Вышептал прощальный стих, теперь бы исповедаться да причаститься, и… но усмешка скосила спечённые жаром, потресканные губы: в моём поселье церковь, колокольный звон?! Блажь, прости господи…
Недели через две одыбал – ворчливо отступила пустоглазая с наточенной косой, – и по теплу уехал в Забайкалье.
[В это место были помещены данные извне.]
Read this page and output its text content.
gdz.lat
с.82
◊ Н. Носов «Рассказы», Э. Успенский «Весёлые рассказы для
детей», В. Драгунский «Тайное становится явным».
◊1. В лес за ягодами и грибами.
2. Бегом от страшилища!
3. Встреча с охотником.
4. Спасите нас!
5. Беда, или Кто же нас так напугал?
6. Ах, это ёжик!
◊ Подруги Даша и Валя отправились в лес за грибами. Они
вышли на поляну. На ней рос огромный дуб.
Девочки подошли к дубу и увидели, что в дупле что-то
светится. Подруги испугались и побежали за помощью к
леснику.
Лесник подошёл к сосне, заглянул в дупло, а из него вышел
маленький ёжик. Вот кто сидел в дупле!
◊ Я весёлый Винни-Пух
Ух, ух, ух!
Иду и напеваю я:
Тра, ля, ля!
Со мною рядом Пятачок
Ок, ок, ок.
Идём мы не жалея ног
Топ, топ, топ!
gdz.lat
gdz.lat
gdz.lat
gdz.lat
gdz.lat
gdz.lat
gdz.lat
Явился в Сосново-Озёрск под потёмки и, заночевав у школьного приятеля, чуть свет пошёл по селу и свернул с каменного тракта на родную улицу, шагнул к черёмуховым палисадникам и замер в ошеломляющем диве: будто крашенное луковым пером, пасхальное яйцо, выкатилось солнце из-за таёжного хребта, стирая ночной мрак с деревенских изб и озера, и в утренней заре засияла церковь сосновыми венцами, и привиделись пылающие золотом кресты, и послышался пасхальный звон, плывущий над селом, над тихими озёрными водами и гаснущий в дали, где степь сливалась с небесами».
Вернувшись в дворницкую камору, почаевав, склонился Иван над рукописью, веером раскинутую на зелёной столешнице – решил все же довести до ума очерк о деревенском музее, но вдруг мучительно задумался над своим писательством: не беса ли тешил, воспев страсти земные, да порой и скабрёзно?.. Не геенна ли огненная и скрежет зубовный поджидают пустобая за безбожное праздное слово?.. Вопрошал Иван Небеса, но ответа не слышал.
2009 год
Смех – великое дело: он не отнимает ни жизни,
ни имения, но перед ним виноватый —
как связанный заяц. <…>
Возвратим смеху его настоящее значение!
Отнимем его у тех, которые обратили его
в легкомысленное светское кощунство над всем,
не разбирая ни хорошего, ни дурного.
Николай Гоголь
Чужд краснобай пустобаю, словно соловей квакухе; вот и народные байки чужды нынешним скороспелым анекдотам. Теперешний ходовой анекдот – короткий, хлёсткий, скудоязычный – похож на брань подзаборную, а русская байка течёт игривой речкой, колокольцами звенит на перекатах и в омутах чарующе кружит. Любит байка, словно дева-наряжёна, словесные кружева. Нынешний бойкий анекдот лишь народился на белый свет, в люльке, и оброс сивой бородой; а байка… байка не дряхлеет – мудрая и вечная, увеселяет русскую душу, пока жива русская душа.